Bisnow | May 8, 2018
By Travis Gonzalez
Brooklyn investment sales fell for a second consecutive year in 2017, hinting that the market might be losing steam after years of sustained development and sales activity. The borough posted $6.5B worth of transactions last year, a 19% drop from 2016, when it saw $8B, according to a report from GFI Realty Services. The decline in sales contrasts upward momentum in price per square foot, and while some investors have remained hesitant to invest, others have increasingly signed deals in emerging areas like East Flatbush and Kensington. Deal activity also continues to pick up in core neighborhoods like Greenpoint and Williamsburg, despite the slowdown last year. “In terms of revitalization, Brooklyn’s barely a teenager,” GFI Realty Services research analyst Justin Fitzsimmons said. “The bottom line is that deals are being done in Brooklyn. Land deals, multifamily and mixed-use deals, commercial deals, industrial deals, they all continue to happen in the borough.”
Activity On The Rise In Core Neighborhoods
Williamsburg, the Brooklyn poster child for luxury development, continues to have one of the highest sale dollar volumes in the borough, posting $303.1M last year despite flat-to-falling rents and an oversupply of luxury multifamily. The imminent shut down of the L train, which will impact the commute into Manhattan, has not yet led to lower rent prices, but higher concessions are expected within the luxury market come 2019. In terms of sales, the long-term nature of investment means the shutdown will have little impact on prices. In Greenpoint, film production company Broadway Stages was one of the more active real estate buyers in Q1. The company filed plans in January to combine six buildings at 341 Kingsland Ave. into a single film production studio. The new building will be six stories tall, and construction is expected to start in Q2. Meanwhile, in Downtown Brooklyn, developer Forest City’s gradual exit from the Brooklyn market has led to a rise in transactions. The company sold its 363-unit apartment building at 461 Dean St. for $156M in March. Retail in the area has also seen significant growth. On Court Street in Downtown Brooklyn, rent is $250/SF, up 144% year over year. Court Street’s growth echoes similar patterns across the borough’s commercial corridors.
Room For Growth
The influx of young professionals into neighborhoods like Crown Heights, Bedford-Stuyvesant and Prospect Lefferts Gardens continues to attract the attention of CRE investors as safe, stable submarkets for investment, Fitzsimmons said. The borough’s highest number of deals in 2017, 323, took place in Bed-Stuy, Bushwick and Crown Heights. Despite the sales downturn, development assets in Bed-Stuy totaled $90.1M in 2017, placing it within the top five neighborhoods in the borough for investment sales. The 36 Bed-Stuy transactions were 20% more than Williamsburg’s. Affordable housing investment made up a significant deal in Crown Heights last October.
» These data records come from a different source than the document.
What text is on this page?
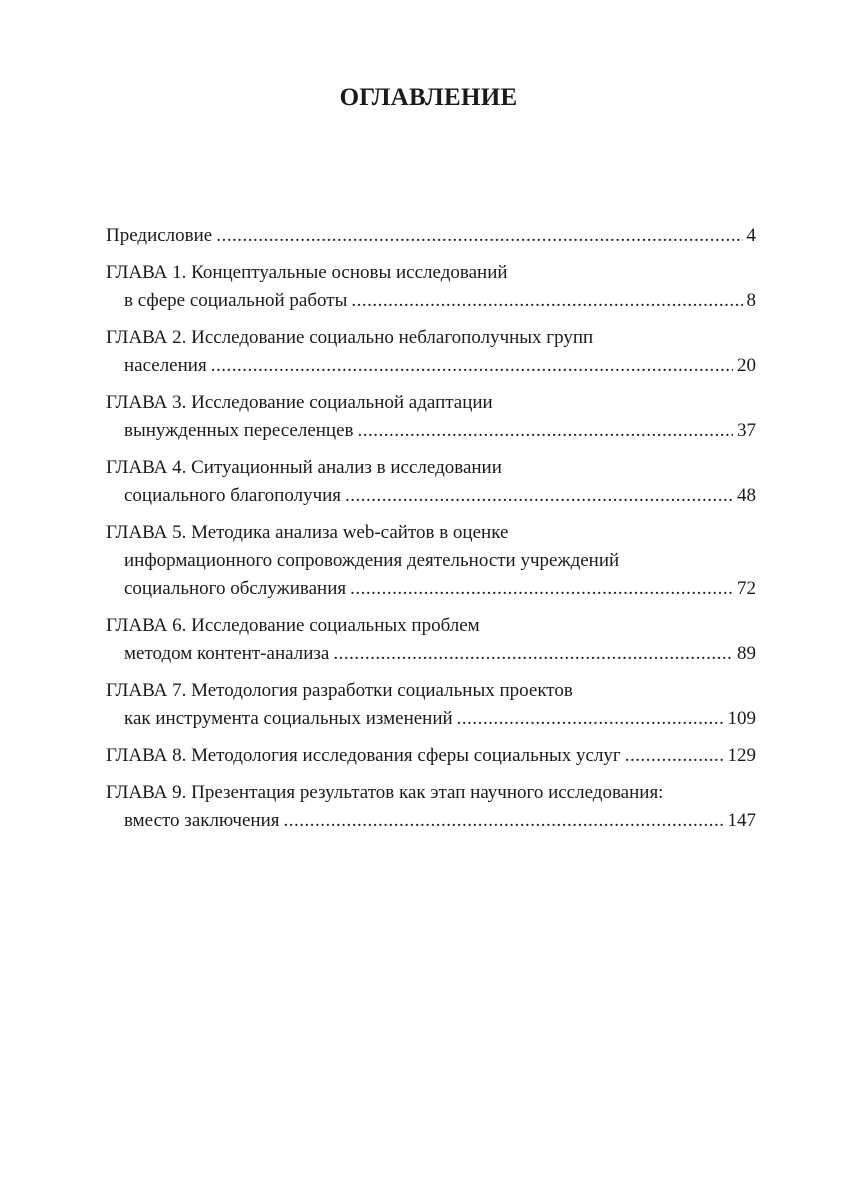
ОГЛАВЛЕНИЕ
Предисловие .....	4
ГЛАВА 1. Концептуальные основы исследований
в сфере социальной работы .....	8
ГЛАВА 2. Исследование социально неблагополучных групп
населения .....	20
ГЛАВА 3. Исследование социальной адаптации
вынужденных переселенцев .....	37
ГЛАВА 4. Ситуационный анализ в исследовании
социального благополучия .....	48
ГЛАВА 5. Методика анализа web-сайтов в оценке
информационного сопровождения деятельности учреждений
социального обслуживания .....	72
ГЛАВА 6. Исследование социальных проблем
методом контент-анализа .....	89
ГЛАВА 7. Методология разработки социальных проектов
как инструмента социальных изменений .....	109
ГЛАВА 8. Методология исследования сферы социальных услуг .....	129
ГЛАВА 9. Презентация результатов как этап научного исследования:
вместо заключения .....	147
Arker Co. bought a 52-unit apartment building for $12.8M.
New Development In Emerging Neighborhoods
Arker Co. is also spearheading a 1,169-unit, affordable housing megacomplex in East New York. The project speaks to a growing interest among developers to expand into once-overlooked areas of Central and South Brooklyn. The developer’s activity in up-and-coming neighborhoods highlights that despite Brooklyn seeing year-over-year declines, activity is up outside of the core submarkets. Over $33.5M of development sites traded in Flatbush last year, for instance, an increase of approximately 46% over 2016. Midwood, another strong example of South Brooklyn rejuvenation, saw a 33% year-over-year increase in investment activity by dollar volume, which rose to approximately $23.5M. The total number of development sites that traded in the neighborhood rose by 100%. In Brownsville, the historic Pitkin Theater sold for $53M, the most expensive single-building deal in the neighborhood’s history. The buyer, TerraCRG, plans to restore the property and rechristen it as an education facility. While many projects focus on affordable housing, luxury projects have also appeared in these submarkets. In post-Sandy Coney Island, an eight-story mixed-use building is coming to a vacant lot and will offer 86 luxury apartment units. The building is one block from the Coney Island-Stillwell Avenue subway station and four blocks from the boardwalk and beach. New York City might be seeing a slowdown in CRE investment, but in Brooklyn, interest remains high for properties in the borough. “From an investment standpoint, Brooklyn today is obviously not the Brooklyn of two, five or even 10 years ago, but it is still alive and well,” Fitzsimmons said. “There’s every reason to expect a rebound this year, and this is reflected by the significant investment activity in 2018’s opening months.”